Solo – Photography, Editing, Motion Design
2 Days
Adobe Lightroom | Adobe Photoshop | Adobe After Effects | Adobe Media Encoder
Most beverage brands rely on high-budget production to create social-ready motion content. As a self-directed project with no client brief, no production crew, and no budget, the challenge was to determine whether a single photography session and a multi-app post-production pipeline could produce motion assets that feel native to Open Water's visual world and deployable without modification.
The additional constraint: every creative decision had to be grounded independently in brand research and creative judgment, with no client feedback loop to course-correct against.
Pain Points
How might I turn a single set of original photographs, already validated by the brand, into two distinct motion assets that each feel intentional, on brand, and ready to deploy?
Step 1: Photography & Lightroom
Shot on location at Vizcaya Museum and Gardens in Miami with shallow depth of field to isolate the product. Developed a consistent color grade across all source images in Lightroom, matching exposure, white balance, and tone so both assets would feel unified in the same campaign context.

Step 2: Photoshop
Isolated the hand and bottle from each background using Select Subject with manual mask refinement, exporting transparent background PNGs for compositing. One image presented an additional challenge: the throwing composition required the thumb to be fully visible for the motion to read as physically believable, but the original photo had it partially obscured.

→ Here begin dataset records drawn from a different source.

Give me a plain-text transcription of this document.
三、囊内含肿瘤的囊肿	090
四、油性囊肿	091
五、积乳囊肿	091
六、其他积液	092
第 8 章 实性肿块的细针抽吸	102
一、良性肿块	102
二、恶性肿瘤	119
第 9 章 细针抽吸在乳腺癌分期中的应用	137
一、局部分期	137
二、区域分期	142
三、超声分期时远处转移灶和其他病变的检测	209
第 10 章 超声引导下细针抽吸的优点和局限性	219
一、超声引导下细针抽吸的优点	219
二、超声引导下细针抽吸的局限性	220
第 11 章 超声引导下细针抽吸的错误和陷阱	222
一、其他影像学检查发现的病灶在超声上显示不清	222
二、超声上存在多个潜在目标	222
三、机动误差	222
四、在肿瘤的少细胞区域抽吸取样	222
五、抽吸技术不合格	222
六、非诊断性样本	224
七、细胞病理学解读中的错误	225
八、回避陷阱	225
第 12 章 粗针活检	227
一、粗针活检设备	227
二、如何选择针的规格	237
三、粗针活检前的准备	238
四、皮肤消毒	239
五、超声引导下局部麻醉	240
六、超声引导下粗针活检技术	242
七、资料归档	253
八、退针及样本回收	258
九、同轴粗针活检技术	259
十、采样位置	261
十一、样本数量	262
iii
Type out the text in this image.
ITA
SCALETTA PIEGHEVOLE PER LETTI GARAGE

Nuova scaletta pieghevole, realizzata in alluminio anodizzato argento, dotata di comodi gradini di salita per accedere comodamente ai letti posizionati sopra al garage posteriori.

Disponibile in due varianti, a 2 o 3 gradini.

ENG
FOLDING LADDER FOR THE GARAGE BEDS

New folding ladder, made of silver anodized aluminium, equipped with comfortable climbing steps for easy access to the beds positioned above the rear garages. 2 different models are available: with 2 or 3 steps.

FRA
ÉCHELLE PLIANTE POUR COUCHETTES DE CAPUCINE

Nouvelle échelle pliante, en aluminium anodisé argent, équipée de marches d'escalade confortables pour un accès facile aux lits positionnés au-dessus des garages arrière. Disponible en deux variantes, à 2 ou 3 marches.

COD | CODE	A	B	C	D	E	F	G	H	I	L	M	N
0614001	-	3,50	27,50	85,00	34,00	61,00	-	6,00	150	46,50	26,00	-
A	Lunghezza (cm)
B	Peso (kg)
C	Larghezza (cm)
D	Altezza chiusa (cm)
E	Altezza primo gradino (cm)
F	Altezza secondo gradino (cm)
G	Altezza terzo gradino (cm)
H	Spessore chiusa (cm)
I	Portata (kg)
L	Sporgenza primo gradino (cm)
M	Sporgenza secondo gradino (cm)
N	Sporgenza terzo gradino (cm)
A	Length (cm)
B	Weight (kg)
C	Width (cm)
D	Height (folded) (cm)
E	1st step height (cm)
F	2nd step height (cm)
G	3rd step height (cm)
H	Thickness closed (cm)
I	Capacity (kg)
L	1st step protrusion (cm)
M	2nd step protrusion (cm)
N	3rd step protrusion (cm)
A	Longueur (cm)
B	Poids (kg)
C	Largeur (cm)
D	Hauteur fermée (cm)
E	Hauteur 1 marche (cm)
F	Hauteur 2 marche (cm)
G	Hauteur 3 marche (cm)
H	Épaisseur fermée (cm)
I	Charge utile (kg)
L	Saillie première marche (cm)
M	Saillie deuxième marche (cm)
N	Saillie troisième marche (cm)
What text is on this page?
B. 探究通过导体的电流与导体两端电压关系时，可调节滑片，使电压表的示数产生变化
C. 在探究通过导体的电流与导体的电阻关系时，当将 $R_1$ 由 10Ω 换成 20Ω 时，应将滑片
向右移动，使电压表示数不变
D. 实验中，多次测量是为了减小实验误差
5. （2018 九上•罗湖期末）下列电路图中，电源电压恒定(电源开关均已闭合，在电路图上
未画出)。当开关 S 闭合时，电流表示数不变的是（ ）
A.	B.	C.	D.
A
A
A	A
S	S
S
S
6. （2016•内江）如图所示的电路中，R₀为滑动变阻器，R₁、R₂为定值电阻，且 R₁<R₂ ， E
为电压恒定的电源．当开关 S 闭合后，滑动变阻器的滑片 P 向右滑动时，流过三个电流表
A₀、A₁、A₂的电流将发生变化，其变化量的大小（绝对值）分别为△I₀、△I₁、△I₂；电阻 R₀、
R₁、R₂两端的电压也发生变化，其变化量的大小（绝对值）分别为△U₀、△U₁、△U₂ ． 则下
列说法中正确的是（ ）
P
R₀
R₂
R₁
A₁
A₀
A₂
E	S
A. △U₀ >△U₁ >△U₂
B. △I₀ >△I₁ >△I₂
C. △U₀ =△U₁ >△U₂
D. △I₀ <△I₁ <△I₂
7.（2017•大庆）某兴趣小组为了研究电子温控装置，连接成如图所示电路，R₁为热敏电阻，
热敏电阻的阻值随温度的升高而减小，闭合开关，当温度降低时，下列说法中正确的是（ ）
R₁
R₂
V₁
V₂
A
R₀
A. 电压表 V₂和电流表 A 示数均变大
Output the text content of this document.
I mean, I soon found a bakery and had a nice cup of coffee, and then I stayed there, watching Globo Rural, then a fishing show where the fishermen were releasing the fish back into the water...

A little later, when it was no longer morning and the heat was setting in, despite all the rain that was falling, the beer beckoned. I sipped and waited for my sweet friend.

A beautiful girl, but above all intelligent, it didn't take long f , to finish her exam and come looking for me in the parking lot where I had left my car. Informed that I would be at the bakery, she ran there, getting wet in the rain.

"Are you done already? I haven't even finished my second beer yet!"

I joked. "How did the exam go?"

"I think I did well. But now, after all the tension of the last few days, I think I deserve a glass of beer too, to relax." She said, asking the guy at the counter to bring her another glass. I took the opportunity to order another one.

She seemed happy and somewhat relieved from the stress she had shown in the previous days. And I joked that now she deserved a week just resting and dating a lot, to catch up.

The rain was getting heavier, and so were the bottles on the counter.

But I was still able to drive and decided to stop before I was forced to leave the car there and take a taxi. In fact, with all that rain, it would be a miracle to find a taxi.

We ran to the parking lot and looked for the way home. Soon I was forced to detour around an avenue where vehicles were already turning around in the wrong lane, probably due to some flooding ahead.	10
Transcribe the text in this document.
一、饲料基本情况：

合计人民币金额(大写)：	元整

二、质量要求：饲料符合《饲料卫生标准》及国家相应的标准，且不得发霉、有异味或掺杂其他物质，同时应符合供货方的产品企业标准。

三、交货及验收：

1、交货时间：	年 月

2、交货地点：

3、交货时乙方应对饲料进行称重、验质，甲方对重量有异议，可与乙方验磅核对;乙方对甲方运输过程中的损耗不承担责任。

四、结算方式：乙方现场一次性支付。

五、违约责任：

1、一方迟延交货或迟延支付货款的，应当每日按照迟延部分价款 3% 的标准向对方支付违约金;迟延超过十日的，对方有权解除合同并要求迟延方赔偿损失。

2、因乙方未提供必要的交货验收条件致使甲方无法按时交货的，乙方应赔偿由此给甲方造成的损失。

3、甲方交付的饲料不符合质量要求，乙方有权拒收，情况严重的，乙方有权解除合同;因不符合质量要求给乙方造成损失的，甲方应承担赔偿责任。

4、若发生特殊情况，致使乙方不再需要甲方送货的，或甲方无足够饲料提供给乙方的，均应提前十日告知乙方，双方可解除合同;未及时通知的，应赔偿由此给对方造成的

To reconstruct it, I duplicated the hand layer and composited a complete finger beneath the thumb as a structural base, used the close stamp to remove the seam, color graded the reconstructed section to match the existing thumb's tone and texture, then masked the layer and painted back lost detail from the original with a brush. The result is a hand that reads as anatomically complete with a detail that most viewers won't notice, which is exactly the point.
Step 3: After Effects
Built two distinct compositions from the composited assets. In the first, I animated the hand and bottle using position and opacity keyframes to simulate a throwing motion, then added a staggered tagline animation and hand-drawn wave lines, created with the pen tool and animation in After Effects that echo the wave illustration on the bottle label itself, tying the motion language directly to the product's visual identity.
The second composition brought the isolated assets together with original ocean footage. The source audio contained distracting ambient noise, so I replaced it with royalty-free ocean sound, adjusting the volume to sit as an ambient level rather than competing with the visual. An adjustment layer color grade unified the composited still elements and live footage into a single, consistent visual world. I added a subtle scale animation on the static layer to add just enough life to the static element to prevent it from reading as a flat cutout against the moving footage.
Assets were exported through Adobe Media Encoder, allowing format and size flexibility for deployment across platforms.

Asset 1
Product Reveal
The environment establishes first, bottle emerges from the scene. Tagline closes the sequence.
Asset 2
Brand moment
Still product against a living ocean background. Ambient sound design. The contrast of stillness and movement carries the brand message.
Open Water reposted the source photography to their Instagram Stories before this project began, confirming the creative direction was already aligned with their brand sensibility. This project demonstrates that with the right pipeline, a single photography session can produce multiple deployable marketing assets without additional production cost.

This project taught me to treat post-production as a design system, and not a series of isolated steps. Decisions made in Lightroom affected Photoshop. Decisions made in Photoshop shaped what was possible in After Effects. Working across the full pipeline independently sharpened my understanding of how each tool's output becomes the next tool's raw material.